HONG KONG (AFP) – After just three tournaments this year, a chance of Olympic glory postponed and two weeks alone in quarantine, golfer Tiffany Chan could be forgiven for feeling sorry for herself.
Instead, Hong Kong’s first United States (US) LPGA Tour player is sporting a broad grin and taking the positives from the game’s COVID-19 shutdown, determined to establish herself in the fiercely competitive world of women’s golf.
The talented 26-year-old kept herself fit physically and mentally during lockdown and is happy to be back on the fairways since coronavirus restrictions were eased last month.
“When I came back to Hong Kong (in March) I actually did a lot of good motivational stuff,” she told AFP at Hong Kong Golf Club.
“I read more, I did home workouts and I spent more time with my parents.”
Her first 14 days back in her home city were spent in isolation and she will have two more weeks in quarantine when she returns to her Las Vegas base later this month, ahead of the tour’s expected resumption in July.
But Chan dismisses any notion of hardship.
“With all the difficulties that are going on around the whole world, I should be positive and making good use of this period to make myself a better player,” she said.
Chan ranked 140th on the money list after her rookie 2018 LPGA Tour season, forcing her back to qualifying school.
In her second season, a more experienced Chan recorded two top-20 finishes and made her maiden cut in a major at the US Women’s Open.
Chan kept her card and was targetting further success in 2020 before the coronavirus pandemic laid waste to everyone’s plans.

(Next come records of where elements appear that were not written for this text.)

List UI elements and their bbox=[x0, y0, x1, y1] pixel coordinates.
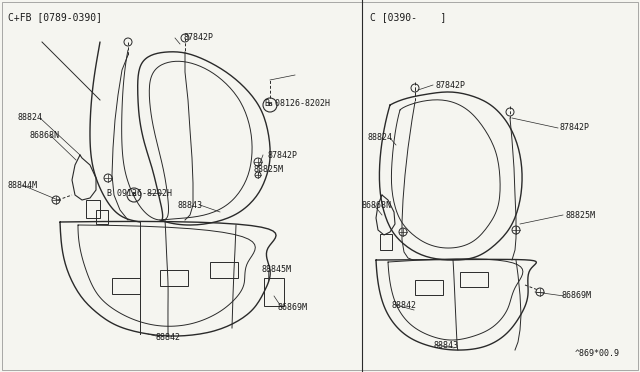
Bar bbox=[264, 278, 284, 306]
Bar bbox=[160, 270, 188, 286]
Text: 88824: 88824 bbox=[368, 134, 393, 142]
Text: 88843: 88843 bbox=[433, 340, 458, 350]
Text: 86868N: 86868N bbox=[362, 201, 392, 209]
Bar bbox=[112, 278, 140, 294]
Text: 87842P: 87842P bbox=[560, 124, 590, 132]
Bar bbox=[210, 262, 238, 278]
Text: 87842P: 87842P bbox=[435, 80, 465, 90]
Bar bbox=[380, 234, 392, 250]
Text: 87842P: 87842P bbox=[183, 33, 213, 42]
Text: 86869M: 86869M bbox=[278, 304, 308, 312]
Text: 86869M: 86869M bbox=[561, 292, 591, 301]
Text: ^869*00.9: ^869*00.9 bbox=[575, 349, 620, 358]
Text: 88824: 88824 bbox=[18, 113, 43, 122]
Text: 86868N: 86868N bbox=[30, 131, 60, 140]
Text: C [0390-    ]: C [0390- ] bbox=[370, 12, 446, 22]
Text: B: B bbox=[268, 103, 273, 108]
Text: 88825M: 88825M bbox=[254, 166, 284, 174]
Text: B: B bbox=[132, 192, 136, 198]
Bar bbox=[460, 272, 488, 287]
Text: B 08126-8202H: B 08126-8202H bbox=[265, 99, 330, 109]
Text: 88843: 88843 bbox=[178, 201, 203, 209]
Text: 88845M: 88845M bbox=[262, 266, 292, 275]
Text: 88842: 88842 bbox=[392, 301, 417, 310]
Text: C+FB [0789-0390]: C+FB [0789-0390] bbox=[8, 12, 102, 22]
Text: 88825M: 88825M bbox=[565, 211, 595, 219]
Bar bbox=[86, 200, 100, 218]
Bar bbox=[415, 280, 443, 295]
Text: B 09126-8202H: B 09126-8202H bbox=[107, 189, 172, 198]
Text: 88844M: 88844M bbox=[8, 180, 38, 189]
Text: 87842P: 87842P bbox=[267, 151, 297, 160]
Bar bbox=[96, 210, 108, 224]
Text: 88842: 88842 bbox=[155, 333, 180, 341]
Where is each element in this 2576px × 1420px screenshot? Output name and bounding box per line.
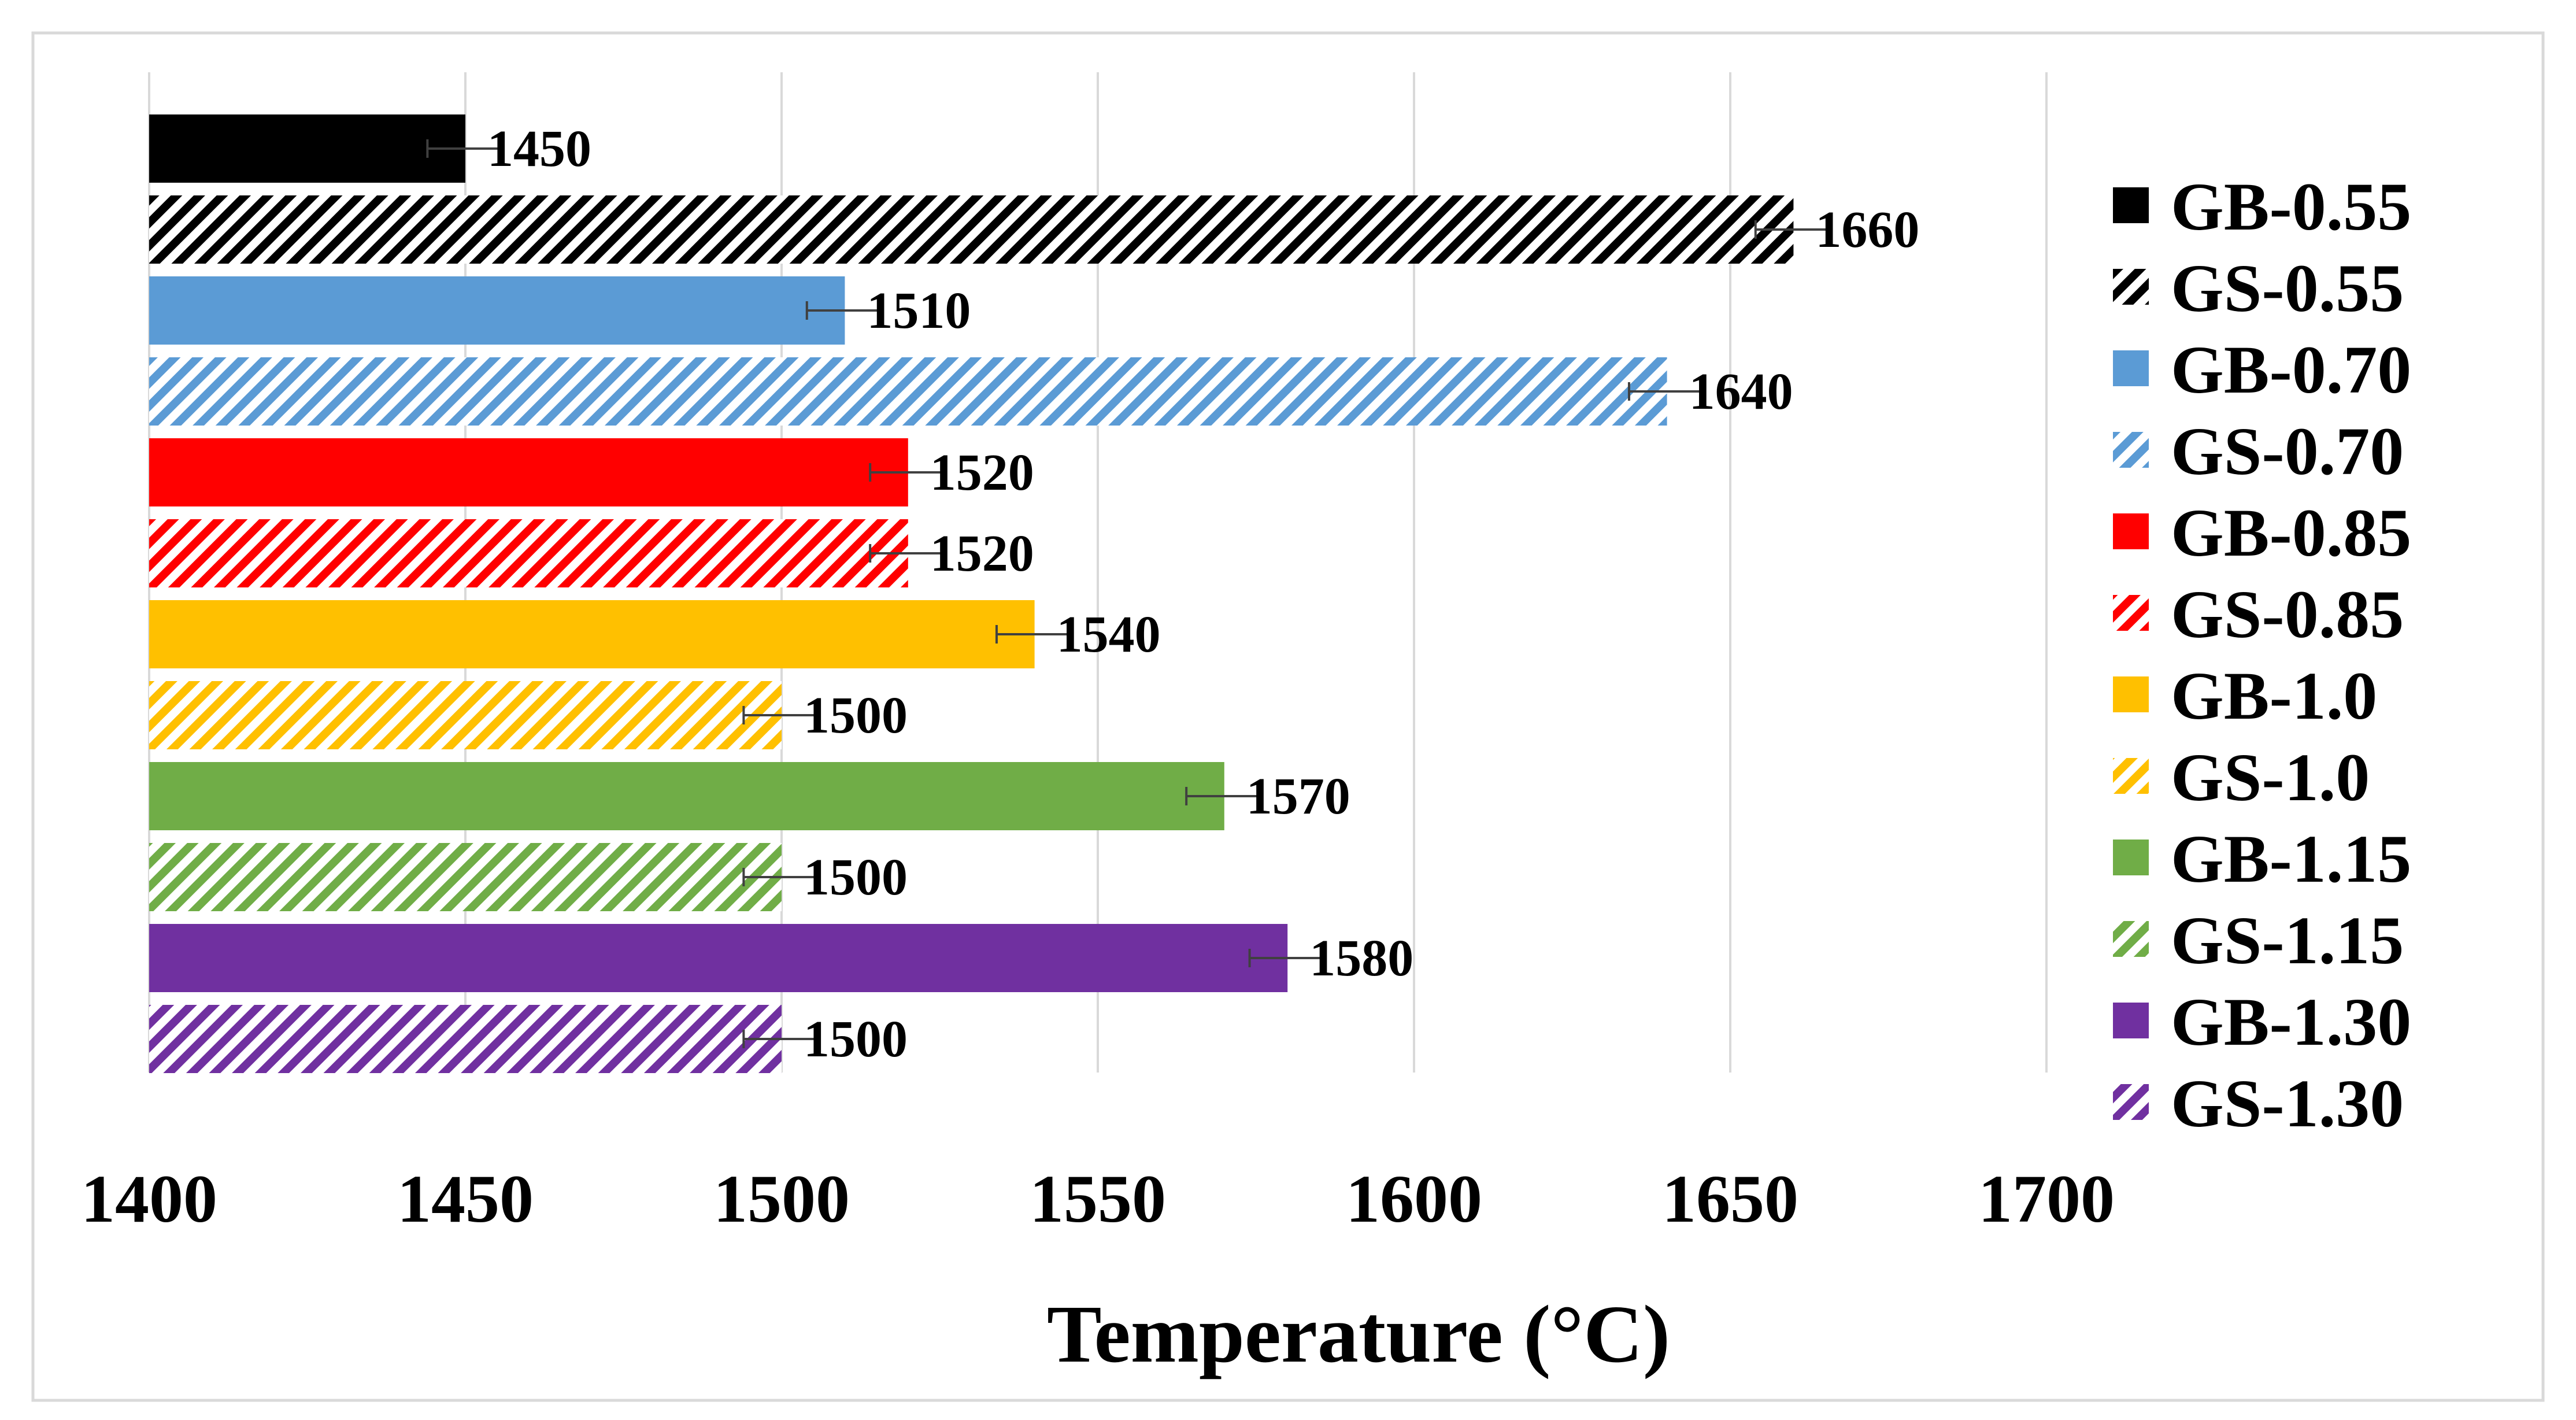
error-bar-gb-0.55 (426, 139, 505, 158)
error-bar-gb-0.85 (869, 463, 948, 482)
legend-label-gs-0.55: GS-0.55 (2171, 250, 2404, 326)
legend-label-gb-1.15: GB-1.15 (2171, 821, 2411, 897)
legend-label-gb-0.85: GB-0.85 (2171, 495, 2411, 571)
legend-swatch-gb-0.85 (2113, 513, 2149, 549)
bar-gb-1.30 (149, 924, 1288, 992)
legend-label-gs-0.85: GS-0.85 (2171, 576, 2404, 652)
legend-swatch-gs-0.85 (2113, 595, 2149, 631)
data-label-gs-1.30: 1500 (804, 1011, 908, 1068)
bar-gb-0.70 (149, 276, 845, 345)
data-labels: 1450 1660 1510 1640 1520 1520 1540 1500 1570 1500… (487, 120, 1919, 1068)
legend-label-gb-0.55: GB-0.55 (2171, 169, 2411, 245)
data-label-gs-0.85: 1520 (930, 525, 1034, 582)
legend-swatch-gb-0.70 (2113, 350, 2149, 386)
legend-swatch-gb-1.0 (2113, 676, 2149, 712)
x-axis-ticks: 1400 1450 1500 1550 1600 1650 1700 (81, 1161, 2115, 1237)
data-label-gb-1.0: 1540 (1057, 606, 1161, 663)
tick-label-1550: 1550 (1030, 1161, 1166, 1237)
error-bar-gs-1.30 (742, 1030, 821, 1048)
data-label-gb-1.15: 1570 (1246, 768, 1350, 825)
bar-gs-0.55 (149, 195, 1794, 264)
legend-label-gb-1.30: GB-1.30 (2171, 984, 2411, 1060)
error-bar-gb-1.30 (1248, 949, 1327, 967)
tick-label-1500: 1500 (713, 1161, 850, 1237)
bar-gb-0.85 (149, 438, 908, 506)
bar-gs-1.30 (149, 1005, 782, 1073)
data-label-gs-0.70: 1640 (1689, 363, 1793, 420)
error-bar-gb-1.15 (1185, 787, 1264, 805)
bar-gs-0.85 (149, 519, 908, 587)
legend-label-gs-0.70: GS-0.70 (2171, 413, 2404, 489)
data-label-gb-0.55: 1450 (487, 120, 591, 178)
legend-swatch-gb-0.55 (2113, 187, 2149, 223)
data-label-gs-1.0: 1500 (804, 687, 908, 744)
tick-label-1450: 1450 (397, 1161, 534, 1237)
error-bar-gb-0.70 (805, 301, 884, 320)
data-label-gs-1.15: 1500 (804, 849, 908, 906)
error-bars (426, 139, 1833, 1048)
data-label-gb-1.30: 1580 (1309, 930, 1413, 987)
error-bar-gs-1.15 (742, 868, 821, 886)
bar-gs-1.0 (149, 681, 782, 749)
bar-gb-0.55 (149, 114, 465, 183)
tick-label-1700: 1700 (1978, 1161, 2115, 1237)
legend-label-gb-1.0: GB-1.0 (2171, 658, 2377, 734)
legend-swatch-gs-1.30 (2113, 1084, 2149, 1120)
data-label-gb-0.70: 1510 (867, 282, 971, 339)
legend-label-gs-1.0: GS-1.0 (2171, 739, 2370, 815)
x-axis-title: Temperature (°C) (1047, 1288, 1670, 1380)
legend-swatch-gb-1.30 (2113, 1003, 2149, 1038)
legend-swatch-gs-1.15 (2113, 921, 2149, 957)
legend-swatch-gs-0.55 (2113, 269, 2149, 305)
data-label-gb-0.85: 1520 (930, 444, 1034, 501)
legend-label-gb-0.70: GB-0.70 (2171, 332, 2411, 408)
error-bar-gs-0.85 (869, 544, 948, 563)
bar-gs-0.70 (149, 357, 1667, 426)
legend-swatch-gs-1.0 (2113, 758, 2149, 794)
data-label-gs-0.55: 1660 (1815, 201, 1919, 258)
error-bar-gb-1.0 (995, 625, 1074, 644)
legend-label-gs-1.30: GS-1.30 (2171, 1066, 2404, 1141)
legend-swatch-gb-1.15 (2113, 840, 2149, 875)
bar-gb-1.15 (149, 762, 1224, 830)
tick-label-1650: 1650 (1662, 1161, 1798, 1237)
bars (149, 114, 1794, 1073)
legend: GB-0.55GS-0.55GB-0.70GS-0.70GB-0.85GS-0.… (2113, 169, 2411, 1141)
tick-label-1600: 1600 (1346, 1161, 1482, 1237)
bar-gs-1.15 (149, 843, 782, 911)
bar-gb-1.0 (149, 600, 1035, 668)
error-bar-gs-1.0 (742, 706, 821, 724)
legend-swatch-gs-0.70 (2113, 432, 2149, 468)
error-bar-gs-0.55 (1754, 220, 1833, 239)
tick-label-1400: 1400 (81, 1161, 217, 1237)
error-bar-gs-0.70 (1627, 382, 1707, 401)
legend-label-gs-1.15: GS-1.15 (2171, 903, 2404, 978)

Unlike some in the lower echelons of the money list, Chan has few financial worries despite having no prize money to play for since her last tournament, the Australian Open in early February.
“It’s a little different for athletes, we do have sponsorships,” said Chan, whose main backers are private bank EFG and Hong Kong Golf Club.
“Even though I’m not playing any tournaments, I still have my great sponsors behind me supporting me throughout this hard time when everyone is struggling to even go to work in Hong Kong.
“I can afford to go to the gym, find a trainer and go to practise.”
Chan said the announcement by LPGA Tour Commissioner Mike Whan that players would keep their status for 2021 had also come as a relief.
“I think this is good for most of us on tour. It means we are not forced to go back and play. Some players might be scared of it.”
At the weekend, Germany’s world number 36 Caroline Masson said she feared contracting COVID-19 while on the road. “Nobody wants to be in that situation, to be far away from home battling this,” Masson revealed to a podcast.
But Chan, by contrast, said she “100 per cent” aimed to be on the tee for the LPGA Tour’s planned resumption at Ohio’s Marathon Classic from July 23-26, and has been able to relax now the pressure of having to keep her card has been removed.
“I don’t have to think about making cuts. So when I’m in such a positive mindset, I just think I could play like the big players, because they play fearlessly,” Chan said.
“My goal is to break through to a top-10 finish. Having this period of time, I think my golf game grows day by day.
“If I could have more top finishes, it could definitely help me to break through into the top 10, then top five and eventually I could be winning.”
Having got over her Olympic disappointment, Chan, who came 37th at Rio 2016 as an amateur, thinks the Tokyo delay could work in her favour.
“Well, I was really excited by playing at the Olympics this year.
“But I’ve really enjoyed this time off to work on my game. Who knows what’s going to happen?
“Hopefully I could have a chance to win a medal.”